Meninggalkan berbagai narasi pemikiran dan pengalaman dalam buku ini adalah kesempatan berharga bagi penulis untuk menyampaikan kabar ini bagi negeri dan penghuninya, yang mungkin tidak menilainya penting dan berharga, karena menganggapnya tidak ada hubungan langsung dengan kepentingan mereka masing-masing.

Jika mau dinilai lebih serius, narasi dan penilaian dalam buku ini adalah cerminan untuk evaluasi perjalanan dan capaian demokrasi di Indonesia di era baru reformasi politik, masa transisi yang penuh kegamangan dan sekaligus kegalauan bagi anak bangsa yang menyadarinya. Melaporkan keadaan negeri dan penghuninya di luar gedung mengenai apa yang penulis lihat dan alami sehari-hari, tidak bermaksud untuk memburuk-burukkan keadaan, karena memang itu realitas yang terjadi. Kedua penulis sendiri selalu berusaha berpikir positif dalam menuangkannya sebagai warisan berharga di buku ini. Harapannya adalah, agar tidak sia-sia karena segera dilupakan dan dicampakkan.
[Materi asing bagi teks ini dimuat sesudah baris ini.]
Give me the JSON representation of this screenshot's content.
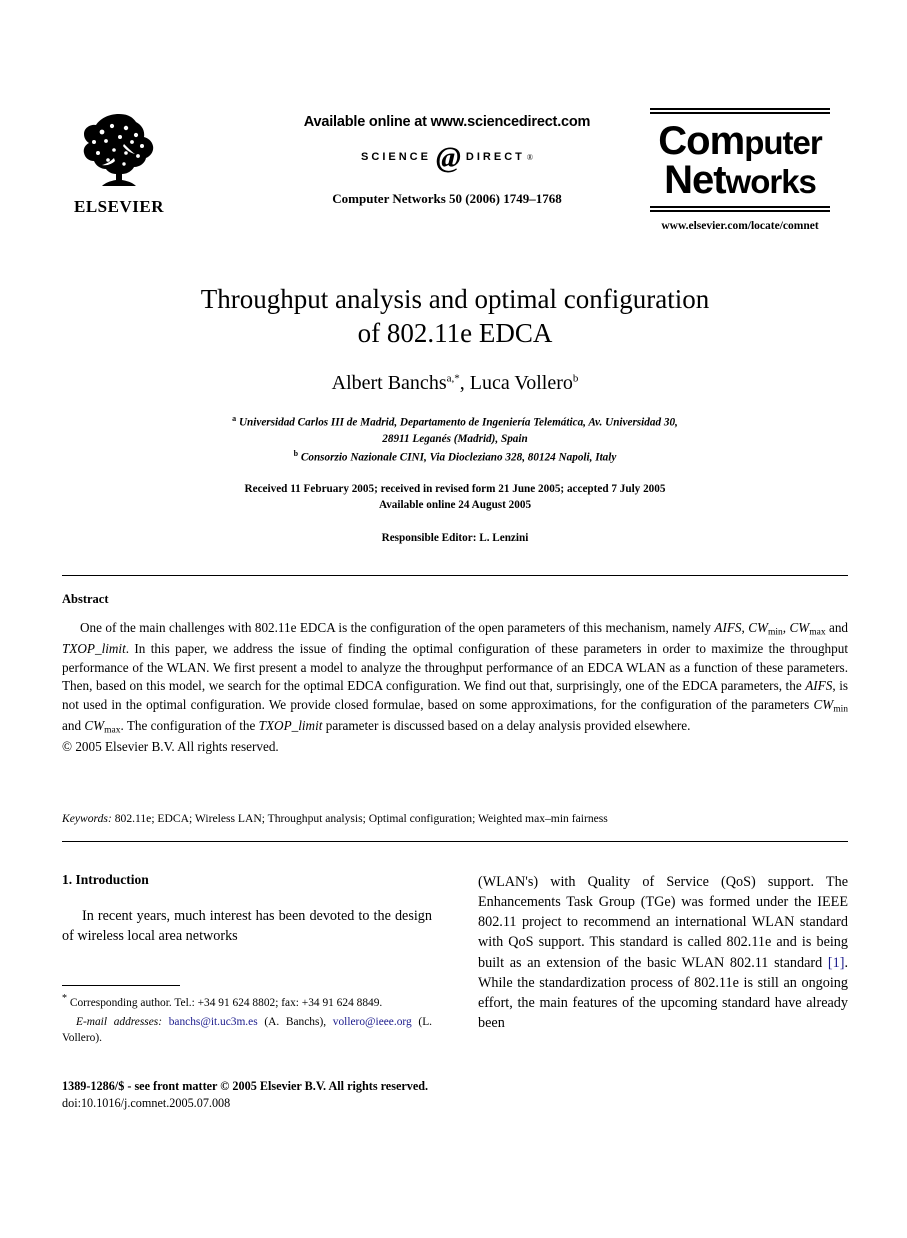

Buku ini menjadi modal bagi generasi baru milenial dan juga generasi panjang selanjutnya negeri ini untuk terus terpanggil untuk membongkar dan memperbaiki praktik politik yang buruk, agar defisit demokrasi tidak terus berlangsung, sehingga konsolidasi demokratis pun hanya tinggal impian.

Bagi kedua penulis sendiri, karya ini bukanlah ‘unfinished symphony,’ dan juga bukan juga ‘the last symphony.’ Ia juga bukan merupakan ‘final impressions’ atau ‘farewell statements,’ refleksi dari kegiatan terakhir kedua penulis di salah satu institusi politik demokratis yang penting, yakni parlemen. Namun, justru adalah bagian dari pemikiran yang hidup dan terus bergolak, sebagai bagian dari refleksi pemikiran dan analisis yang berlanjut, tanpa henti, dari kedua penulis sebagai periset/peneliti yang mendalami isu strategis mengenai parlemen dan tata kelola negara dalam perspektif rezim demokratis.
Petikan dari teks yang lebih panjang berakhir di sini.